# Bolt strength problem. Need help!



## Engineer_562 (Mar 7, 2018)

Hello dear Engineer,

I have this bolt strength problem and I am trying to understand the concept.

Assume, there is a plate of thickness t and diameter D. It has to hold a cable load of force P. How many bolts do we need to have on this plate to carry the load P.

(the way I look at the problem and what I have done so far is find the tensile strength of bolts from shigley, use a factor of safety, and use normal stress formula to find the diameter of the bolts, but the number of bolts can be arbitrary?) The problem I am having is that the number of bolts can be anything as long as the strength is met. Right?

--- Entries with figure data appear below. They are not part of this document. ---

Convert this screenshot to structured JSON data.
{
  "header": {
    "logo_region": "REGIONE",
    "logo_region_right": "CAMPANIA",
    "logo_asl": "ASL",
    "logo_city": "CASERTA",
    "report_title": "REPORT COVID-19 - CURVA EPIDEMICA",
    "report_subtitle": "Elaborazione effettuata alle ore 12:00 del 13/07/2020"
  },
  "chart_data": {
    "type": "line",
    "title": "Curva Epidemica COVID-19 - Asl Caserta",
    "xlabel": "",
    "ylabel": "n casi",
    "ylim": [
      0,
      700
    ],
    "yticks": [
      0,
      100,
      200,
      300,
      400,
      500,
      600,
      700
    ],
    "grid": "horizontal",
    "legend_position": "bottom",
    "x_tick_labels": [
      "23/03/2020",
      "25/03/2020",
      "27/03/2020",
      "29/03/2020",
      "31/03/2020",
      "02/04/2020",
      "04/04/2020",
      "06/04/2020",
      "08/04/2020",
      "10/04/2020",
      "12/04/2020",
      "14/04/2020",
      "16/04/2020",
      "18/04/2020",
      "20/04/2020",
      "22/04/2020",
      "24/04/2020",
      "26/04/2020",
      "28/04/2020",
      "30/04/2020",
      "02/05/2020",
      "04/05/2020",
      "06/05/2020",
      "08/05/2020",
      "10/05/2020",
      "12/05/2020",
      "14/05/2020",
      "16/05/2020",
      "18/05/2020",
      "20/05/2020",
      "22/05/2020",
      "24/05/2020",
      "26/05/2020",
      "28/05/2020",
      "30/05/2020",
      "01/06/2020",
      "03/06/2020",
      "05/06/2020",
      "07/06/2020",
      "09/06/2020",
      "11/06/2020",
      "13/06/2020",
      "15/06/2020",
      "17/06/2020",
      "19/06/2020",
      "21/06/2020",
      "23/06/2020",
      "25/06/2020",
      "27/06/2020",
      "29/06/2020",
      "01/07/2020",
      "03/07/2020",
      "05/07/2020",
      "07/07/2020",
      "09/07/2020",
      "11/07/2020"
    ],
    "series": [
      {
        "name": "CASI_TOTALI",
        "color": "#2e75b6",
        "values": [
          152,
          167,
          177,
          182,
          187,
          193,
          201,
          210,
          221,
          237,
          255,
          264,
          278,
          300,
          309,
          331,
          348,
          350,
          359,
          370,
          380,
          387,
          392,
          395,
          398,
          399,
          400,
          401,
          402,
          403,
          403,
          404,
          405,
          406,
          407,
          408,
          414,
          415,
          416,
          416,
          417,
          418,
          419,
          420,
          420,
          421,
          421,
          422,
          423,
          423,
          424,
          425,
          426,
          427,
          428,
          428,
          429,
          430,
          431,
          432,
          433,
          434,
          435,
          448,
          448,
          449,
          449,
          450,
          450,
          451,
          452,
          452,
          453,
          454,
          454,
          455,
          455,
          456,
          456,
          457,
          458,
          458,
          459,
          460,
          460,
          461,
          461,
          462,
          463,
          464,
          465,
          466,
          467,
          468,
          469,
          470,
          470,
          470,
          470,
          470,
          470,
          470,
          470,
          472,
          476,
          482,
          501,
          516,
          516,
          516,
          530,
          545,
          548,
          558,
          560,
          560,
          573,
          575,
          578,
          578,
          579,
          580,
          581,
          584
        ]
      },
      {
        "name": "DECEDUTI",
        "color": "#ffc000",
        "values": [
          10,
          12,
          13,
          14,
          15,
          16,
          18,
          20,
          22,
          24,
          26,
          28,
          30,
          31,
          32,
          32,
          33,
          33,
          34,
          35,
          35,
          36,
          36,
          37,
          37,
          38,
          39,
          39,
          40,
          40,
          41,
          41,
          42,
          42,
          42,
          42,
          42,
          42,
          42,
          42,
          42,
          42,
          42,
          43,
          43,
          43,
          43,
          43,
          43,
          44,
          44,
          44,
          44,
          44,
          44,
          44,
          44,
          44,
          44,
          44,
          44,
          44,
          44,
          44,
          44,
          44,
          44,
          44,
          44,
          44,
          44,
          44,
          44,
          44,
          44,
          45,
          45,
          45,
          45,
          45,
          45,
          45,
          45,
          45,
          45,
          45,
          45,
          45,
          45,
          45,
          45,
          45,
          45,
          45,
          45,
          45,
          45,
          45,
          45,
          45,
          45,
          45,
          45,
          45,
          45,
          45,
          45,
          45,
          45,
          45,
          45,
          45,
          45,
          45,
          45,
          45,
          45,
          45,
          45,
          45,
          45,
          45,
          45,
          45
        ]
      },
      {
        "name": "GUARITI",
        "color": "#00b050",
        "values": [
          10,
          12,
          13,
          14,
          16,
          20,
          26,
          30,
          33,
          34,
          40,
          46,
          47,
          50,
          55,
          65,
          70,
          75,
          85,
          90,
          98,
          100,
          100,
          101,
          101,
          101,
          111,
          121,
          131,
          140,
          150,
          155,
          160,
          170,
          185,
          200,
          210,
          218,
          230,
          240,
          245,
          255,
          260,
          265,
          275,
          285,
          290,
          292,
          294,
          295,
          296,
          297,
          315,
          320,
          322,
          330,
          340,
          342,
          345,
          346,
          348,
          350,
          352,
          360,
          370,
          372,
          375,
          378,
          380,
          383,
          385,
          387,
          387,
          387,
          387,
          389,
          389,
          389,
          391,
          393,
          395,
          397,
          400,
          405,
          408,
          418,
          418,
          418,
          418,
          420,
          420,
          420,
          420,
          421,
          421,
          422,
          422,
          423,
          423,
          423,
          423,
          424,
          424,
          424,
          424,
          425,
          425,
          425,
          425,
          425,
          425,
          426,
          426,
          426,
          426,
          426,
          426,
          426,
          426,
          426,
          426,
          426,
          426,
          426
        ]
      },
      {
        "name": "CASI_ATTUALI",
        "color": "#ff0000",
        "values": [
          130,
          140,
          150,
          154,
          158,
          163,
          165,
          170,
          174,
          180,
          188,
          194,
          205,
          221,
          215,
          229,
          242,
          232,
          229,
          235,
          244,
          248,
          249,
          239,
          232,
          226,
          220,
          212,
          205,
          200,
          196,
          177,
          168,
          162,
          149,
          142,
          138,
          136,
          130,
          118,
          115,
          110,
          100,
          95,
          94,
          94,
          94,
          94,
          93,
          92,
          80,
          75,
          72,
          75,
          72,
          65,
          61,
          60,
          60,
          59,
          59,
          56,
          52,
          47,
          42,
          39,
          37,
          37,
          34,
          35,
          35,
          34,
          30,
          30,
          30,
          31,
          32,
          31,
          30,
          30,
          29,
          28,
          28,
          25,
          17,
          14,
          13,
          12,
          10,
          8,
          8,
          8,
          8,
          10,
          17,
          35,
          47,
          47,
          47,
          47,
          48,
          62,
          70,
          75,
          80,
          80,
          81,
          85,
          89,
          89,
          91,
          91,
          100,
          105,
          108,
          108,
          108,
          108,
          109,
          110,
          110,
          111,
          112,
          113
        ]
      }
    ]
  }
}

This is just an example. If you have these type of problems solved, please let me know. The concept is about finding the number of bolts on a plate to hold certain cable force. Thank you


----------



## Ramnares P.E. (Mar 7, 2018)

Engineer_562 said:


> Hello dear Engineer,
> 
> I have this bolt strength problem and I am trying to understand the concept.
> 
> ...


Essentially that is theoretically true but of course your bolt diameter may become unfeasible.  In a real world scenario, the designer would present a mounting configuration from which you would derive the correct bolt size given the load.  Also from a practical aspect, consider the torque required for proper application of the bolt.  If the torque is very high, special tools may be required in which case it is beneficial to have additional bolts of lesser torque.


----------



## User1 (Mar 7, 2018)

There's almost always more than one way to solve a problem. as long as you're reasonable in your solution, and your solution does in fact work, and you have met all of the parameters and restraints given, then you likely aren't going to get failed or unacceptable for having one more bolt than they were thinking. keep in mind, one parameter might be the minimum number of bolts etc.


----------



## Engineer_562 (Mar 7, 2018)

Thank you for your reply ramnares and tj PE.

I agree. OR The diameter of the bolt has to be given in order to find the number of bolts needed because that way we can find the max allowable stress for each bolt and divide that by the total load.


----------



## JHW 3d (Mar 7, 2018)

An alternative problem might include a bolt pattern that resists a compound load, so that the loads on each bolt are not identical. In that case,  you would need to find a way to determine the worst case bolt loads and apply your safety factors there.


----------